Mike in Aurora, Colorado said: Thanks so much for the reply Shiloh. Its great to hear from someone in the industry.

I would love to hear from others as well, as some of my questions are subjective and answers can vary.

I've thought of another question I meant to ask. I don't mean to come across as negative or pessimistic, but does dealing with cancer patients and cancer in general ever get depressing or weigh heavily on you as the therapist? Shiloh mentioned that many patients are terminally ill. Isn't it hard to see someone near death?

Don't get me wrong, I'm not afraid of the patients. I'm sure the patients are inspiring through the courage and strength they demonstrate while fighting cancer. I'm just concerned that the job could also be a downer sometimes...

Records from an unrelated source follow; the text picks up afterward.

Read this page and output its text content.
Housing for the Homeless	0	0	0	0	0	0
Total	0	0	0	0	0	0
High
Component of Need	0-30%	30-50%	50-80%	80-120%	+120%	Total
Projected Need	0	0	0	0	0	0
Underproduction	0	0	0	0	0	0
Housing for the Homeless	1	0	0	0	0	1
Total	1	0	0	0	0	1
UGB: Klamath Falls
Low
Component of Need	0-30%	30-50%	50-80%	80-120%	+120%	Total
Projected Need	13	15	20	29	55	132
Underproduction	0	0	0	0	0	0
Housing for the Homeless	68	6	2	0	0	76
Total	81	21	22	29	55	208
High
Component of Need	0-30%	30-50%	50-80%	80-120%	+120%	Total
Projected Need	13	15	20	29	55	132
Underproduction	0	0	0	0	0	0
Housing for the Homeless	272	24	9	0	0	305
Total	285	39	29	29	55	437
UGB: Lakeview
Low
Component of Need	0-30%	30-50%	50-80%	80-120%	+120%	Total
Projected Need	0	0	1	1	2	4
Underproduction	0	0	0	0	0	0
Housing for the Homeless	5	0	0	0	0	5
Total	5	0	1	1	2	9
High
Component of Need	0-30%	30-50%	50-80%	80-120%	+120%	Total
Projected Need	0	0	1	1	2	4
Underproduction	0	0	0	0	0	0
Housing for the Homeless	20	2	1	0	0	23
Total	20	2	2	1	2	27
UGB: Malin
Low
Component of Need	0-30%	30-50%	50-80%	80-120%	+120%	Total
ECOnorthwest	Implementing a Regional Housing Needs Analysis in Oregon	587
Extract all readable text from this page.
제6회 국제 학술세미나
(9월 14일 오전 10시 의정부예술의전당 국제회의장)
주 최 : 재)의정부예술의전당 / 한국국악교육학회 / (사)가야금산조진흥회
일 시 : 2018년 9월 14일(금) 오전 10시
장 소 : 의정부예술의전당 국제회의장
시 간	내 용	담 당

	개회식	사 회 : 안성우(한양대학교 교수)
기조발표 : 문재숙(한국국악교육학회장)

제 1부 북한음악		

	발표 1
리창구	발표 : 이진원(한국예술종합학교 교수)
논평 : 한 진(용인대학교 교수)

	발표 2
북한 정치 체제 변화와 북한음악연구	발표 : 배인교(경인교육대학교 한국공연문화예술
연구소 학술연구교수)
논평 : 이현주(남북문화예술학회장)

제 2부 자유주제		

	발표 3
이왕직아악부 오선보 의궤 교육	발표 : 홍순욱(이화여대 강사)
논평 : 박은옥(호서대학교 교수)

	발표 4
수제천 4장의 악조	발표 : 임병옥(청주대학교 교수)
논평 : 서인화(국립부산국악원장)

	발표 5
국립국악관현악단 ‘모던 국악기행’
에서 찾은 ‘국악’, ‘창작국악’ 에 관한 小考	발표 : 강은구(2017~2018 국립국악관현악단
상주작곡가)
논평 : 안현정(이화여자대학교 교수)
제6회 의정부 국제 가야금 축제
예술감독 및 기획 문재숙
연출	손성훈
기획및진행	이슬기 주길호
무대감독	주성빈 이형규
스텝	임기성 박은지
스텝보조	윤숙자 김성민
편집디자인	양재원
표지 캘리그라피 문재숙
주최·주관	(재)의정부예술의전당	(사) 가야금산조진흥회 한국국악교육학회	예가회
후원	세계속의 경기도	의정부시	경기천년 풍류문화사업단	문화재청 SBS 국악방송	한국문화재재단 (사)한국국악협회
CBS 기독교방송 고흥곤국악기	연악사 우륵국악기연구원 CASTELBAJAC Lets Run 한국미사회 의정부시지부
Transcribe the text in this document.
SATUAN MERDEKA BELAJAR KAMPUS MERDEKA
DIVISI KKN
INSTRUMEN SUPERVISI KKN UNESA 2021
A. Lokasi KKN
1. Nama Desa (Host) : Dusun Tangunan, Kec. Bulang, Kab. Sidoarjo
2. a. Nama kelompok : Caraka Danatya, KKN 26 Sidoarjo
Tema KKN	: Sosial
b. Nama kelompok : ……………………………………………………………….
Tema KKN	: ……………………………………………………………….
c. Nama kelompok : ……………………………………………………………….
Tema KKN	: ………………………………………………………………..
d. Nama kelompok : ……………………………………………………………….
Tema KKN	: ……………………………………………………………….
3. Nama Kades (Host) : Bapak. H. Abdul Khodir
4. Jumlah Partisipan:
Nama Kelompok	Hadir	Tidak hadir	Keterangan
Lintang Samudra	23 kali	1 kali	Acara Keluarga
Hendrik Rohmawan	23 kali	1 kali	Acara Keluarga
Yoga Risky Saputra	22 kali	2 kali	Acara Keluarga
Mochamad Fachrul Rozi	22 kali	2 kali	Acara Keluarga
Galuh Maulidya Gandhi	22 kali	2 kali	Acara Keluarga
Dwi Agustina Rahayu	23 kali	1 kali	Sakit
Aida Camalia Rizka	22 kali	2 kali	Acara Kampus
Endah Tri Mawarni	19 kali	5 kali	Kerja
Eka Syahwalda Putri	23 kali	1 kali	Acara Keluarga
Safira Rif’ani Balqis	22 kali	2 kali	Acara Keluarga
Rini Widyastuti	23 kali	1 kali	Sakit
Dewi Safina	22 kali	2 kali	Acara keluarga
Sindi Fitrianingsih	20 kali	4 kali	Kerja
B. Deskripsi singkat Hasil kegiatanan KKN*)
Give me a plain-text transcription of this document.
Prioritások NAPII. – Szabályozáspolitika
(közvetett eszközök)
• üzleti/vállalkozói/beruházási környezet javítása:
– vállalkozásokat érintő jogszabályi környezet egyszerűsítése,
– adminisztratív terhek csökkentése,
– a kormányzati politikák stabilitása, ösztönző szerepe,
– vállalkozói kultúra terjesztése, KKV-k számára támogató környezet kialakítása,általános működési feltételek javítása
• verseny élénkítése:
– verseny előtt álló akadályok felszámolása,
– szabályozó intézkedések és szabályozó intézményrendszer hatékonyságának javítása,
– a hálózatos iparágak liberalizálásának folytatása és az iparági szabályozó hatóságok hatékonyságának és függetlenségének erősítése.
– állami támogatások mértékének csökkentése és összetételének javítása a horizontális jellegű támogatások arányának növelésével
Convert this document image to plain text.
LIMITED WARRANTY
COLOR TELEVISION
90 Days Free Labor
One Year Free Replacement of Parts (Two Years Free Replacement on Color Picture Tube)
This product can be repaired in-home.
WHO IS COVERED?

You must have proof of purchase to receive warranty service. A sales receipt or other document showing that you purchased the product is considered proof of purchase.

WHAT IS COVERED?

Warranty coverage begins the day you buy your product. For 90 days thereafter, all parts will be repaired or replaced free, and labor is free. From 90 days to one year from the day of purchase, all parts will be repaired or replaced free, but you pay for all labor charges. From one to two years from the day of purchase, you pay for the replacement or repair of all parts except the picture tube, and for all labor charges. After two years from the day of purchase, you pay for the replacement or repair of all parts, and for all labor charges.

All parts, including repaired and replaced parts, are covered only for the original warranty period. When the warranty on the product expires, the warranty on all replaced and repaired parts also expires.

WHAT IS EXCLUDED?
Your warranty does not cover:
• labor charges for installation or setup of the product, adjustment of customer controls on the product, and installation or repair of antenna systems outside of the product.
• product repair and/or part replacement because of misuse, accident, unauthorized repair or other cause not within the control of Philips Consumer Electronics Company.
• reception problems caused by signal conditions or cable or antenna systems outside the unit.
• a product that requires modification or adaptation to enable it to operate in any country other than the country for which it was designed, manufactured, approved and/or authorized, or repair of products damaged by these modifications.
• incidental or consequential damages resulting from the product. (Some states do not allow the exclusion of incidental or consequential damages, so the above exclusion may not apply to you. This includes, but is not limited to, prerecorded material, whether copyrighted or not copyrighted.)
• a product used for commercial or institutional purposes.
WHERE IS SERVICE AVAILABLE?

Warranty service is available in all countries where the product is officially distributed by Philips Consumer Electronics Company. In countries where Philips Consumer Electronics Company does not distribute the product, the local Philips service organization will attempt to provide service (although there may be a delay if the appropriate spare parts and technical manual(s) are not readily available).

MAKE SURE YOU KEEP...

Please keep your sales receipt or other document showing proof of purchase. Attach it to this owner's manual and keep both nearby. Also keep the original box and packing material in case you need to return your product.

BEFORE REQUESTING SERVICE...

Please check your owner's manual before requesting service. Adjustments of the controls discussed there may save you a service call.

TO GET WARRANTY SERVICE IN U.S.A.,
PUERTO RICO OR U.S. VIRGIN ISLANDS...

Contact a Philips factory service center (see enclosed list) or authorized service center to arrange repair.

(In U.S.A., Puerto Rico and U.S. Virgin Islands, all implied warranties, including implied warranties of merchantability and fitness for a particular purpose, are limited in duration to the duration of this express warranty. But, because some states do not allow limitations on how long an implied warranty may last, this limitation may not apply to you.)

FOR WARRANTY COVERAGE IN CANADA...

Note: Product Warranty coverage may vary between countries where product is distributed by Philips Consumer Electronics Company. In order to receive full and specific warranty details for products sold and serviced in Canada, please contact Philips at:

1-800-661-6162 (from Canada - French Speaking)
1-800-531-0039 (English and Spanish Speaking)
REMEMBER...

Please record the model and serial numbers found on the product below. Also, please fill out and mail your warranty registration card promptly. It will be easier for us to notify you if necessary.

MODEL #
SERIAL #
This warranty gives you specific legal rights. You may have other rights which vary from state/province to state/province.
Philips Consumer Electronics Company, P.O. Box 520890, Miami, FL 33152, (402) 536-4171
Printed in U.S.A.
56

You are welcome. I don't know of anyone in the field who look at this as depressing. Again, you have to look at things differently. When they do go, it is a relieve from the pain they have been having to endure. You are helping make their final days more comfortable. Radiation is not only used to cure cancer. It is also used in many cases as a tool to control pain. When cancer gets into the bones, it is a pain unlike any other. Radiation helps with that.

I'm not going to lie, there are some patients who just really pull on your heart strings. You become attached sometimes and it sucks knowing that they will most likely not make it. But overall, that isn't a problem.